For marketers navigating fragmented attention spans, that evolution is hard to ignore, and investment is already following. Industry forecasts show continued growth in both user adoption and ad spend tied to microdrama platforms.
Meanwhile, ad tech players are taking notice, opening up new programmatic pathways into the fast-growing media channel.
Traditional media companies are also experimenting, with Disney exploring microdrama formats as part of its broader push into gaming IP and mobile-first storytelling. Localized productions, including emerging Australian efforts, point to the format’s global potential.
According to Darren Woolley, CEO of TrinityP3, the value of microdramas lies in their ability to capture the “micro-void” — fleeting moments of attention throughout the day.
“We are looking at a specific window of the day, the three-minute commute, the elevator wait, the retail queue, where traditional streaming platforms fail because they require a psychological commitment,” Woolley told The Current. “Microdrama platforms outperform every other channel in these moments because they are frictionless.”
Competing with social media
Brands creating the most value are those targeting Asia’s “striving middle” class. “These are audiences with high mobile literacy but fragmented time,” Woolley said.
Further, microdramas are built around narrative hooks, often delivering a cliff-hanger every 60 to 120 seconds, maximizing engagement that can rival that of social video platforms.
And unlike most social video content, microdrama apps often give viewers an incentive to watch an ad to earn coins that unlock the next episode, in a model called “virtual currency.”
“When you look at the engagement data, the comparison to traditional social media is night and day,” Woolley added.
“On a platform like TikTok, Douyin and WeChat, attention is fleeting; you’re competing with a billion different creators. Microdrama platforms, however, are built on a ‘hook-per-minute’ structure that generates a level of focus that hasn’t been seen since the heyday of linear soap operas.”
The microdrama-to-commerce pipeline
Vicki Iszatt, director at OMDIGI Group, compared the rewarded ad mechanism to gaming platforms.
“What I find compelling is how closely the economics mirror gaming,” she said. “Once someone is inside a content loop with emotional investment, their receptivity to brand messaging is considerably higher than in passive media.”
“First movers who figure out the creative approach now will have a real advantage.”
It’s because of that model, and viewers’ emotional engagement with the format’s soapy stories, that the apps are increasingly tied to commerce, experts said.

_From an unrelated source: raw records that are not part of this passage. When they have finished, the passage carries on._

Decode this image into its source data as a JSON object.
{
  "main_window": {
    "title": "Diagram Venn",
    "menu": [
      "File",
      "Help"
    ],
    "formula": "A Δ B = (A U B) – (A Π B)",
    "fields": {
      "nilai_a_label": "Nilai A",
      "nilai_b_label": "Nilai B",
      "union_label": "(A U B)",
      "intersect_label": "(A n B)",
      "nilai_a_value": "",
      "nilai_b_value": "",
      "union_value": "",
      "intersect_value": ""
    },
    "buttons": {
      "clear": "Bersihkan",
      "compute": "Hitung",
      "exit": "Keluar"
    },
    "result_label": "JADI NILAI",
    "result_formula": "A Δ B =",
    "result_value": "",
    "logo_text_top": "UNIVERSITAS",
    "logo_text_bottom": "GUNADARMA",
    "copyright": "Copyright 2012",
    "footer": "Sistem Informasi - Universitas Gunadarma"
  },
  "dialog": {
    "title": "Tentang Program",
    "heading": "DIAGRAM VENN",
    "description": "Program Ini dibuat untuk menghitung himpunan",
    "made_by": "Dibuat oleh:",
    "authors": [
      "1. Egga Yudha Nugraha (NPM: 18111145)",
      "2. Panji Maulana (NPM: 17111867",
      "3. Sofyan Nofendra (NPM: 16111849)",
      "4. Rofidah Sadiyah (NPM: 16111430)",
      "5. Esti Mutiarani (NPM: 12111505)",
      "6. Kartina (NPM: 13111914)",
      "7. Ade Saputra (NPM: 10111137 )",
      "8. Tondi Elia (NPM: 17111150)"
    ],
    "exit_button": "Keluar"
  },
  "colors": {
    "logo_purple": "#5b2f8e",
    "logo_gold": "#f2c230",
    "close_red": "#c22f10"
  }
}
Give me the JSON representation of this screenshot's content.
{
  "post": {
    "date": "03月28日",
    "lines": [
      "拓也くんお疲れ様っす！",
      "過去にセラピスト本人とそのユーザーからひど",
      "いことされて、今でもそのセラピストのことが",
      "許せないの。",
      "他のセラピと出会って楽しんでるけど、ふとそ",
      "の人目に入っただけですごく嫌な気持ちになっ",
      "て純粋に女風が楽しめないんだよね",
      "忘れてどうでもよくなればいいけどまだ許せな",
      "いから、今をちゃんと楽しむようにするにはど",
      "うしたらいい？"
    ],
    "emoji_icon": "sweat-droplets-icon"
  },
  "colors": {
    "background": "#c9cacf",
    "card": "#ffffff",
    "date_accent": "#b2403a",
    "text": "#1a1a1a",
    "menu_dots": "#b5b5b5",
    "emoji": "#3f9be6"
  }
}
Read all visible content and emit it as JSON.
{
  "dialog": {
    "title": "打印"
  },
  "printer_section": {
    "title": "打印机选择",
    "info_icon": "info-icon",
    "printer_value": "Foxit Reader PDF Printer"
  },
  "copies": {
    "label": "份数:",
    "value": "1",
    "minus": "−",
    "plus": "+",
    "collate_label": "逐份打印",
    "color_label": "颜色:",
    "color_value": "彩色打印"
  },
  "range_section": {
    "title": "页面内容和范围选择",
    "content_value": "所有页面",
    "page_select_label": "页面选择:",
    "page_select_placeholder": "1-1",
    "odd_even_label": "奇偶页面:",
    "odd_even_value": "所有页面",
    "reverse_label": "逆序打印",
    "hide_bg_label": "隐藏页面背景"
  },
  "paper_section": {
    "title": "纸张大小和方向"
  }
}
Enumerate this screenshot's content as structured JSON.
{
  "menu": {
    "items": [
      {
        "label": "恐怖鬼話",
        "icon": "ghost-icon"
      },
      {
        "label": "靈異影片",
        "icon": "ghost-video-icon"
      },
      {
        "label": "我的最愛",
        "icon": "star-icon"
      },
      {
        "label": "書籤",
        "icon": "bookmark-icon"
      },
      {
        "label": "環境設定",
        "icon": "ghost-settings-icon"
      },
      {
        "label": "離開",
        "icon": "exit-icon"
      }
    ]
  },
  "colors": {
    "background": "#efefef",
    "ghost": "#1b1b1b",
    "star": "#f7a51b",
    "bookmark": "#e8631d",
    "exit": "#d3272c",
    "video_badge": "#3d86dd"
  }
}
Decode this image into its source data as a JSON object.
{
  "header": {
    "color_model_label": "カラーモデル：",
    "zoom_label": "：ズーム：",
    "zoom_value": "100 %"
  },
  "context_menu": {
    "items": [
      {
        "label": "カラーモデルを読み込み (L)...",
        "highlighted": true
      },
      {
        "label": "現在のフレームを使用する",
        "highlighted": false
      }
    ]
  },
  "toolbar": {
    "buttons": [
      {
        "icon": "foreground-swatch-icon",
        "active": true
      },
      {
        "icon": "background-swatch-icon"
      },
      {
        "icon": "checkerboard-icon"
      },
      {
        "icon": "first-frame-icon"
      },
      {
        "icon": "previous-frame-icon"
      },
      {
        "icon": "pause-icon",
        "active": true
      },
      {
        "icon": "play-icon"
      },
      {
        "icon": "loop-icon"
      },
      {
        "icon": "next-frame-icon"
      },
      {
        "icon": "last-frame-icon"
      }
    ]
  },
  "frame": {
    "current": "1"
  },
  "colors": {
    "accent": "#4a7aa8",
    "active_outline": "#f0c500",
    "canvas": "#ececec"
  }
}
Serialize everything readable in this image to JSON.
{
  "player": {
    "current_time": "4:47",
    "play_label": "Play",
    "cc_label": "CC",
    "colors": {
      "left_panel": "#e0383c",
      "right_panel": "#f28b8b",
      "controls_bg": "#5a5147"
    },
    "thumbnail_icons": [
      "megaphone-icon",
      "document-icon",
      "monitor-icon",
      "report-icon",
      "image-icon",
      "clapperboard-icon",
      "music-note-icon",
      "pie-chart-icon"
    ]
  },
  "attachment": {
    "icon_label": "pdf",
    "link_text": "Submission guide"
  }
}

“China’s microdrama platforms are deeply integrated with e-commerce ecosystems like JD, Pinduoduo and Taobao,” said Christine Wang, strategy director at Mediaplus China. “We are seeing a shift from ‘brand awareness’ to ‘short drama plus e-commerce.’ Brands use dramas to plant interest through emotional storytelling and immediately harvest via embedded links. … This creates a direct path from story to interest to conversion.”
A new measurement frontier
Because many microdrama platforms operate on a pay-per-episode or reward-based model, user journeys can be tracked with precision. Woolley points to emerging capabilities, such as AI-driven sentiment analysis, that can link specific narrative elements to purchase behavior.
“Once you can prove to a CMO that a ‘revenge’ plotline [might] yield a 20% higher conversion rate for luxury goods than a ‘romance’ one, the floodgates for brand-direct investment will open entirely,” he said.
But while there’s clear momentum from media buyers, some barriers do remain. Iszatt points to the need for standardized viewability metrics, clearer brand safety frameworks and greater transparency from platforms before large-scale budgets shift.
“There’s a trust gap slowing investment, although the brands I talk to are interested,” she said. “They just need the same proof points they’d require from any emerging channel before they move meaningful budget.”
Still, Woolley anticipates microdramas could capture a significant part of the total digital video ad spend in Asia within the next few years.
“They are set to become the primary engine for ‘narrative commerce,’” he said. “When that happens, they won’t just be an ‘add-on’ to a media plan; they will be the cornerstone of any mobile-first strategy.”